Maurice Kevin Rudd AM (5 November 1942 – 7 February 1998) was an Australian trade union official who served as Secretary of the Newcastle and Northern Regions Branch of the Australian Workers' Union (AWU). He was appointed a Member of the Order of Australia in the 1998 Australia Day Honours List for service to industrial relations, particularly through the Australian Workers' Union.

== Early life and career ==
Rudd commenced work at the Newcastle Steelworks in 1970 and became involved in trade union representation through the Federated Ironworkers' Association. He was elected as a union delegate and later served as BHP Sub-Branch Secretary.

== Trade union leadership ==
In 1976, Rudd was elected BHP Sub-Branch Secretary of the Federated Ironworkers' Association, a position he held until 1984. He later became a full-time National Organiser and was elected Assistant Branch Secretary in 1987. In 1989, he was elected Branch Secretary. Following the amalgamation of the Federated Ironworkers' Association with the Australian Workers' Union in 1990, he served as Secretary of the Newcastle and Northern Regions Branch of the AWU.

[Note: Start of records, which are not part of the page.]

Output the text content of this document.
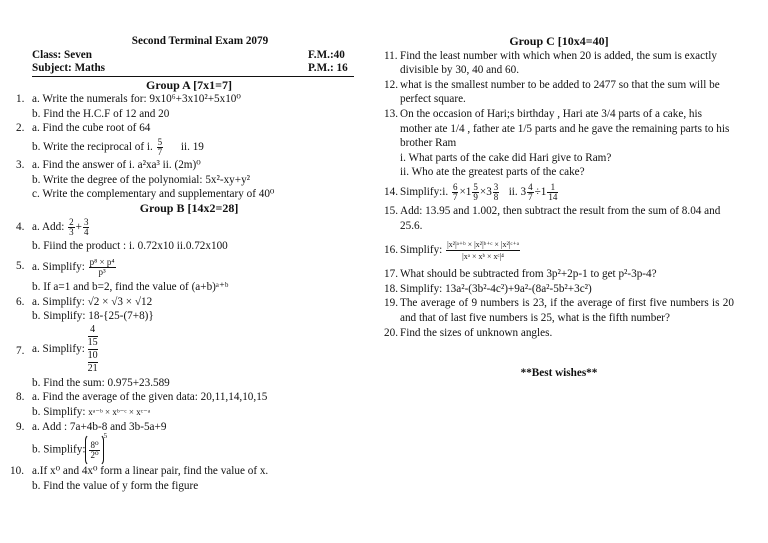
Second Terminal Exam 2079
Class: Seven	F.M.:40
Subject: Maths	P.M.: 16
Group A [7x1=7]
1. a. Write the numerals for: 9x10⁶+3x10²+5x10⁰
b. Find the H.C.F of 12 and 20
2. a. Find the cube root of 64
b. Write the reciprocal of i. $\frac{5}{7}$ ii. 19
3. a. Find the answer of i. a²xa³ ii. (2m)⁰
b. Write the degree of the polynomial: 5x²-xy+y²
c. Write the complementary and supplementary of 40⁰
Group B [14x2=28]
4. a. Add: $\frac{2}{3} + \frac{3}{4}$
b. Fiind the product : i. 0.72x10 ii.0.72x100
5. a. Simplify: $\frac{\text{p⁸ × p⁴}}{\text{p³}}$
b. If a=1 and b=2, find the value of (a+b)ᵃ⁺ᵇ
6. a. Simplify: √2 × √3 × √12
b. Simplify: 18-{25-(7+8)}
7. a. Simplify:
4
15
10
21
b. Find the sum: 0.975+23.589
8. a. Find the average of the given data: 20,11,14,10,15
b. Simplify: xᵃ⁻ᵇ × xᵇ⁻ᶜ × xᶜ⁻ᵃ
9. a. Add : 7a+4b-8 and 3b-5a+9
b. Simplify: $\frac{\text{8⁰}}{\text{2⁰}}$
$^5$
10. a.If x⁰ and 4x⁰ form a linear pair, find the value of x.
b. Find the value of y form the figure
Group C [10x4=40]
11. Find the least number with which when 20 is added, the sum is exactly divisible by 30, 40 and 60.
12. what is the smallest number to be added to 2477 so that the sum will be perfect square.
13. On the occasion of Hari;s birthday , Hari ate 3/4 parts of a cake, his mother ate 1/4 , father ate 1/5 parts and he gave the remaining parts to his brother Ram
i. What parts of the cake did Hari give to Ram?
ii. Who ate the greatest parts of the cake?
14. Simplify:i. $\frac{6}{7} \times 1 \frac{5}{9} \times 3 \frac{3}{8}$ ii. $3 \frac{4}{7} \div 1 \frac{1}{14}$
15. Add: 13.95 and 1.002, then subtract the result from the sum of 8.04 and 25.6.
16. Simplify: $\frac{\text{|x²|ᵃ⁺ᵇ × |x²|ᵇ⁺ᶜ × |x²|ᶜ⁺ᵃ}}{\text{|xᵃ × xᵇ × xᶜ|⁴}}$
17. What should be subtracted from 3p²+2p-1 to get p²-3p-4?
18. Simplify: 13a²-(3b²-4c²)+9a²-(8a²-5b²+3c²)
19. The average of 9 numbers is 23, if the average of first five numbers is 20 and that of last five numbers is 25, what is the fifth number?
20. Find the sizes of unknown angles.
**Best wishes**
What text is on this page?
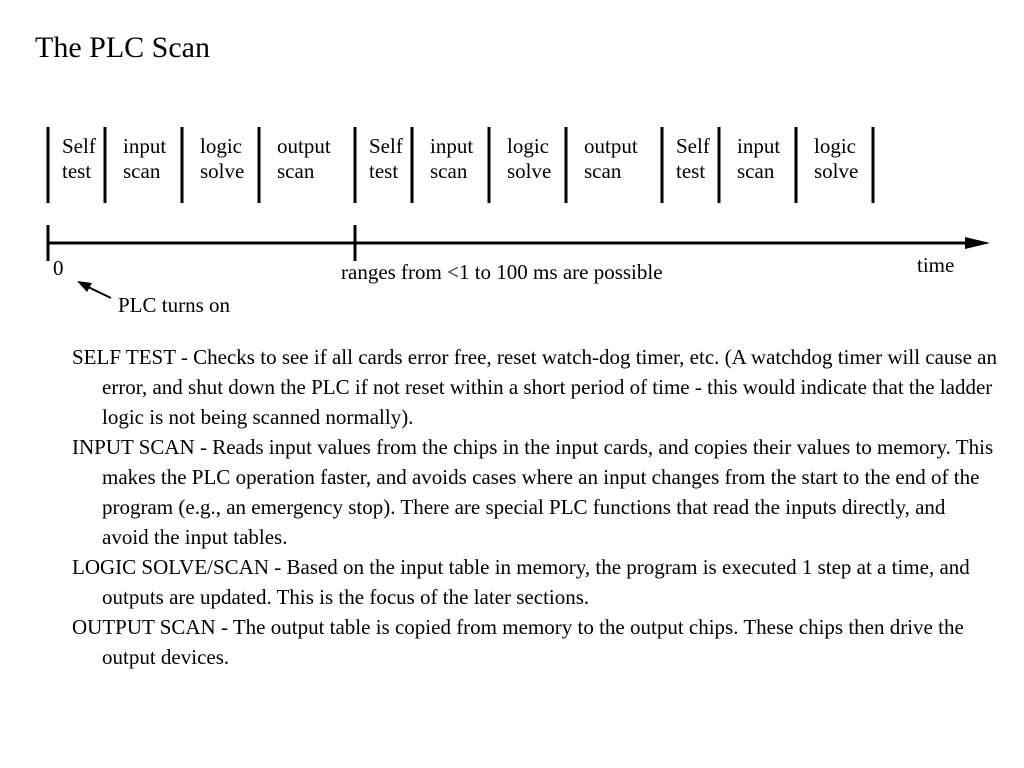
The PLC Scan
Self
test
input
scan
logic
solve
output
scan
Self
test
input
scan
logic
solve
output
scan
Self
test
input
scan
logic
solve
0	ranges from <1 to 100 ms are possible	time
PLC turns on

SELF TEST - Checks to see if all cards error free, reset watch-dog timer, etc. (A watchdog timer will cause an error, and shut down the PLC if not reset within a short period of time - this would indicate that the ladder logic is not being scanned normally).

INPUT SCAN - Reads input values from the chips in the input cards, and copies their values to memory. This makes the PLC operation faster, and avoids cases where an input changes from the start to the end of the program (e.g., an emergency stop). There are special PLC functions that read the inputs directly, and avoid the input tables.

LOGIC SOLVE/SCAN - Based on the input table in memory, the program is executed 1 step at a time, and outputs are updated. This is the focus of the later sections.

OUTPUT SCAN - The output table is copied from memory to the output chips. These chips then drive the output devices.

During the restructuring of the Australian steel industry and the period leading up to the closure of the Newcastle steelworks, Rudd represented workers in negotiations and industrial advocacy. His leadership role was reported in The Newcastle Herald.

== Honours ==
Rudd was appointed a Member of the Order of Australia (AM) in the 1998 Australia Day Honours List, "For service to industrial relations, particularly through the Australian Workers' Union."

== Death and legacy ==
Rudd died on 7 February 1998 following a battle with cancer. Rudd was predeceased by his wife, Lesleigh Rudd.

Tributes were paid by political and union leaders, including references published on the official website of the Office of the Prime Minister and Cabinet.

An annual industrial relations memorial lunch honouring Rudd is held by the Industrial Relations Society of New South Wales.